En travaillant “Grand-peur et misère du IIIe Reich” dans sa pleine singularité dramaturgique et hors de toute théorie brechtienne – elle-même pleine de nuances et de contradictions oubliées – Julie Duclos retrouve ce qu’on refuse par pure application, par pseudo-radicalité à Brecht et qui est pourtant palpable dans cette œuvre inquiète de l’exil : l’intime, l’empathie, l’émotion primaire et les questions de pure dignité humaine. Mais jusqu’où ce naturalisme étrangement vaporeux qui n’appartient qu’à elle — ici à son meilleur— porte-t-il ses fruits politiques ?
C’est par le lent débarras d’une longue tablée familiale que s’ouvre le spectacle. Voilà une métonymie de la fin du monde qui a hanté la littérature germanique et après elle Krystian Lupa – notamment dans “Place des héros” – à qui Julie Duclos et Matthieu Sampeur rendent ici un hommage avoué. Depuis “Pelléas et Mélisande” (2019) où le changement de décor central, soulevé par une chanson de Barbara, était un acte théâtral restant en mémoire, la metteure en scène développe un art des transitions mis au service ici d’un grand poème brechtien, fondant parfaitement entre eux les tableaux disparates du texte. Structurée par deux hauts murs panoramiques remis différemment en tension dans chaque scène – l’un suggérant l’intime, l’autre l’extime (une verrière métallique) – la scénographie de Matthieu Sampeur fait exister la frontière flottante dans l’Allemagne fasciste entre l’intégrité et l’aliénation, entre les inquiétudes domestiques et la Peur étatique ; cette Grande Peur qui, loin de réguler les petites comme doit le faire tout Pouvoir – c’est en tout cas la théorie de Hobbes dans “Léviathan” – ne fait que les multiplier. Brillent dans ce spectacle certaines dilatations fulgurantes du plateau ; comme lorsque deux enfants, faisant le guet pour leurs parents paysan·ne·s, occupent la lande scénique alors déserte et semblent autant désœuvré·e·s que chargé·e·s par une révolte latente.

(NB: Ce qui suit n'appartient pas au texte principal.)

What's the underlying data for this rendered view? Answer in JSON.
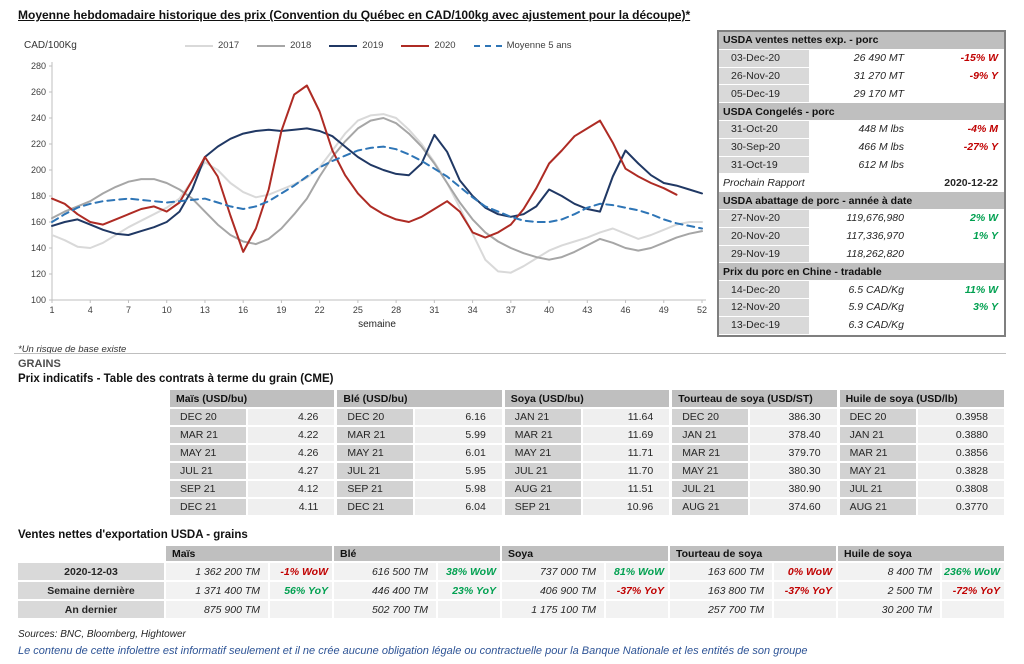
{
  "page": {
    "title": "Moyenne hebdomadaire historique des prix (Convention du Québec en CAD/100kg avec ajustement pour la découpe)*",
    "footnote": "*Un risque de base existe",
    "sources": "Sources: BNC, Bloomberg, Hightower",
    "disclaimer": "Le contenu de cette infolettre est informatif seulement et il ne crée aucune obligation légale ou contractuelle pour la Banque Nationale et les entités de son groupe"
  },
  "chart_data": {
    "type": "line",
    "title": "Moyenne hebdomadaire historique des prix (Convention du Québec en CAD/100kg avec ajustement pour la découpe)",
    "ylabel": "CAD/100Kg",
    "xlabel": "semaine",
    "ylim": [
      100,
      280
    ],
    "ytick_step": 20,
    "xlim": [
      1,
      52
    ],
    "xticks": [
      1,
      4,
      7,
      10,
      13,
      16,
      19,
      22,
      25,
      28,
      31,
      34,
      37,
      40,
      43,
      46,
      49,
      52
    ],
    "grid": false,
    "legend_position": "top",
    "series": [
      {
        "name": "2017",
        "color": "#d9d9d9",
        "dash": false,
        "values": [
          150,
          146,
          141,
          140,
          144,
          150,
          156,
          161,
          166,
          171,
          178,
          192,
          206,
          200,
          190,
          183,
          179,
          181,
          185,
          189,
          194,
          202,
          215,
          228,
          238,
          242,
          243,
          240,
          231,
          220,
          206,
          190,
          171,
          151,
          131,
          122,
          121,
          126,
          132,
          138,
          142,
          145,
          148,
          152,
          155,
          151,
          147,
          150,
          154,
          158,
          160,
          160
        ]
      },
      {
        "name": "2018",
        "color": "#a6a6a6",
        "dash": false,
        "values": [
          163,
          168,
          172,
          176,
          182,
          187,
          191,
          193,
          193,
          190,
          185,
          178,
          168,
          158,
          150,
          145,
          143,
          147,
          155,
          166,
          178,
          195,
          210,
          222,
          232,
          238,
          240,
          236,
          228,
          218,
          205,
          190,
          175,
          162,
          152,
          145,
          140,
          136,
          133,
          131,
          133,
          137,
          142,
          147,
          144,
          140,
          138,
          140,
          144,
          148,
          151,
          153
        ]
      },
      {
        "name": "2019",
        "color": "#203864",
        "dash": false,
        "values": [
          157,
          160,
          162,
          158,
          154,
          151,
          150,
          153,
          156,
          160,
          168,
          185,
          210,
          218,
          224,
          228,
          230,
          231,
          230,
          231,
          232,
          230,
          226,
          218,
          210,
          204,
          200,
          197,
          196,
          205,
          227,
          214,
          192,
          180,
          171,
          166,
          164,
          166,
          172,
          185,
          180,
          174,
          170,
          168,
          195,
          215,
          205,
          196,
          190,
          188,
          185,
          182
        ]
      },
      {
        "name": "2020",
        "color": "#ae2b24",
        "dash": false,
        "values": [
          178,
          174,
          166,
          160,
          158,
          162,
          166,
          170,
          172,
          168,
          175,
          192,
          210,
          195,
          165,
          137,
          155,
          185,
          230,
          258,
          265,
          245,
          215,
          196,
          182,
          172,
          166,
          162,
          160,
          164,
          170,
          176,
          168,
          152,
          148,
          152,
          158,
          170,
          186,
          205,
          215,
          226,
          232,
          238,
          221,
          201,
          195,
          190,
          186,
          181,
          null,
          null
        ]
      },
      {
        "name": "Moyenne 5 ans",
        "color": "#2e75b6",
        "dash": true,
        "values": [
          160,
          166,
          171,
          174,
          176,
          177,
          178,
          177,
          176,
          175,
          176,
          177,
          178,
          175,
          172,
          170,
          172,
          176,
          182,
          188,
          195,
          202,
          207,
          211,
          215,
          217,
          218,
          216,
          212,
          207,
          201,
          195,
          187,
          179,
          172,
          168,
          164,
          161,
          160,
          160,
          162,
          166,
          171,
          174,
          173,
          171,
          169,
          166,
          162,
          159,
          157,
          155
        ]
      }
    ]
  },
  "usda_panel": {
    "sections": [
      {
        "header": "USDA ventes nettes exp. - porc",
        "rows": [
          {
            "date": "03-Dec-20",
            "value": "26 490  MT",
            "change": "-15% W",
            "change_color": "neg"
          },
          {
            "date": "26-Nov-20",
            "value": "31 270  MT",
            "change": "-9% Y",
            "change_color": "neg"
          },
          {
            "date": "05-Dec-19",
            "value": "29 170  MT",
            "change": "",
            "change_color": ""
          }
        ]
      },
      {
        "header": "USDA Congelés - porc",
        "rows": [
          {
            "date": "31-Oct-20",
            "value": "448 M lbs",
            "change": "-4% M",
            "change_color": "neg"
          },
          {
            "date": "30-Sep-20",
            "value": "466 M lbs",
            "change": "-27% Y",
            "change_color": "neg"
          },
          {
            "date": "31-Oct-19",
            "value": "612 M lbs",
            "change": "",
            "change_color": ""
          }
        ]
      },
      {
        "type": "report",
        "label": "Prochain Rapport",
        "value": "2020-12-22"
      },
      {
        "header": "USDA abattage de porc - année à date",
        "rows": [
          {
            "date": "27-Nov-20",
            "value": "119,676,980",
            "change": "2% W",
            "change_color": "pos"
          },
          {
            "date": "20-Nov-20",
            "value": "117,336,970",
            "change": "1% Y",
            "change_color": "pos"
          },
          {
            "date": "29-Nov-19",
            "value": "118,262,820",
            "change": "",
            "change_color": ""
          }
        ]
      },
      {
        "header": "Prix du porc en Chine - tradable",
        "rows": [
          {
            "date": "14-Dec-20",
            "value": "6.5 CAD/Kg",
            "change": "11% W",
            "change_color": "pos"
          },
          {
            "date": "12-Nov-20",
            "value": "5.9 CAD/Kg",
            "change": "3% Y",
            "change_color": "pos"
          },
          {
            "date": "13-Dec-19",
            "value": "6.3 CAD/Kg",
            "change": "",
            "change_color": ""
          }
        ]
      }
    ]
  },
  "grains": {
    "section_title": "GRAINS",
    "futures_title": "Prix indicatifs - Table des contrats à terme du grain (CME)",
    "futures": [
      {
        "header": "Maïs (USD/bu)",
        "rows": [
          [
            "DEC 20",
            "4.26"
          ],
          [
            "MAR 21",
            "4.22"
          ],
          [
            "MAY 21",
            "4.26"
          ],
          [
            "JUL 21",
            "4.27"
          ],
          [
            "SEP 21",
            "4.12"
          ],
          [
            "DEC 21",
            "4.11"
          ]
        ]
      },
      {
        "header": "Blé (USD/bu)",
        "rows": [
          [
            "DEC 20",
            "6.16"
          ],
          [
            "MAR 21",
            "5.99"
          ],
          [
            "MAY 21",
            "6.01"
          ],
          [
            "JUL 21",
            "5.95"
          ],
          [
            "SEP 21",
            "5.98"
          ],
          [
            "DEC 21",
            "6.04"
          ]
        ]
      },
      {
        "header": "Soya (USD/bu)",
        "rows": [
          [
            "JAN 21",
            "11.64"
          ],
          [
            "MAR 21",
            "11.69"
          ],
          [
            "MAY 21",
            "11.71"
          ],
          [
            "JUL 21",
            "11.70"
          ],
          [
            "AUG 21",
            "11.51"
          ],
          [
            "SEP 21",
            "10.96"
          ]
        ]
      },
      {
        "header": "Tourteau de soya (USD/ST)",
        "rows": [
          [
            "DEC 20",
            "386.30"
          ],
          [
            "JAN 21",
            "378.40"
          ],
          [
            "MAR 21",
            "379.70"
          ],
          [
            "MAY 21",
            "380.30"
          ],
          [
            "JUL 21",
            "380.90"
          ],
          [
            "AUG 21",
            "374.60"
          ]
        ]
      },
      {
        "header": "Huile de soya (USD/lb)",
        "rows": [
          [
            "DEC 20",
            "0.3958"
          ],
          [
            "JAN 21",
            "0.3880"
          ],
          [
            "MAR 21",
            "0.3856"
          ],
          [
            "MAY 21",
            "0.3828"
          ],
          [
            "JUL 21",
            "0.3808"
          ],
          [
            "AUG 21",
            "0.3770"
          ]
        ]
      }
    ],
    "exports_title": "Ventes nettes d'exportation USDA - grains",
    "exports": {
      "commodities": [
        "Maïs",
        "Blé",
        "Soya",
        "Tourteau de soya",
        "Huile de soya"
      ],
      "rows": [
        {
          "label": "2020-12-03",
          "cells": [
            [
              "1 362 200 TM",
              "-1% WoW",
              "neg"
            ],
            [
              "616 500 TM",
              "38% WoW",
              "pos"
            ],
            [
              "737 000 TM",
              "81% WoW",
              "pos"
            ],
            [
              "163 600 TM",
              "0% WoW",
              "neg"
            ],
            [
              "8 400 TM",
              "236% WoW",
              "pos"
            ]
          ]
        },
        {
          "label": "Semaine dernière",
          "cells": [
            [
              "1 371 400 TM",
              "56% YoY",
              "pos"
            ],
            [
              "446 400 TM",
              "23% YoY",
              "pos"
            ],
            [
              "406 900 TM",
              "-37% YoY",
              "neg"
            ],
            [
              "163 800 TM",
              "-37% YoY",
              "neg"
            ],
            [
              "2 500 TM",
              "-72% YoY",
              "neg"
            ]
          ]
        },
        {
          "label": "An dernier",
          "cells": [
            [
              "875 900 TM",
              "",
              ""
            ],
            [
              "502 700 TM",
              "",
              ""
            ],
            [
              "1 175 100 TM",
              "",
              ""
            ],
            [
              "257 700 TM",
              "",
              ""
            ],
            [
              "30 200 TM",
              "",
              ""
            ]
          ]
        }
      ]
    }
  }
}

D’autres séquences demeurent toutefois (en ce soir de deuxième, précisons le) moins reliées aux strates agitées des situations brechtiennes, certaines même difficilement intelligibles. L’extraordinaire scène du juge (« Trouver le droit »), intensément portée par Philippe Duclos, est jouée par exemple trop rapidement comme un nœud inextricable pour que soit perçu le concret passionnant des récits juridiques. Peut-être que la traduction (érudite mais parfois retorse) de Pierre Vesperini aurait mérité certaines explicitations afin de mettre le·a spectateur·rice dans la pleine intelligence, dans la science brechtienne des tableaux – science qui n’exclurait pas l’émotion cherchée judicieusement par Duclos. La première limite de cette purification de Brecht réside effectivement dans le fait que les décalages et les dialogismes troublants, que les sauts entre les registres et entre les modes d’interprétations recherchés par l’auteur allemand, porteurs de complexité et empêchant les tableaux d’être seulement des constats accablants, se trouvent un peu lissés. De plus, l’esthétique de Duclos, de sa scénographie à la scène sacrificielle de Tarkovski qui conclut la partition vidéographique, connote sans cesse l’écrasement des individus, tragédifie des humain.e.s brûlé·e·s, unilatéralement écrasé.e.s par la bête immonde. Et le spectacle s’aventure alors peu (hormis peut-être dans la scène de la « Femme juive ») dans certaines aspérités morales et politiques du texte – Brecht étant parfois bien plus mordant qu’empathique avec les (ir)responsables de tous bords qui furent ses contemporains.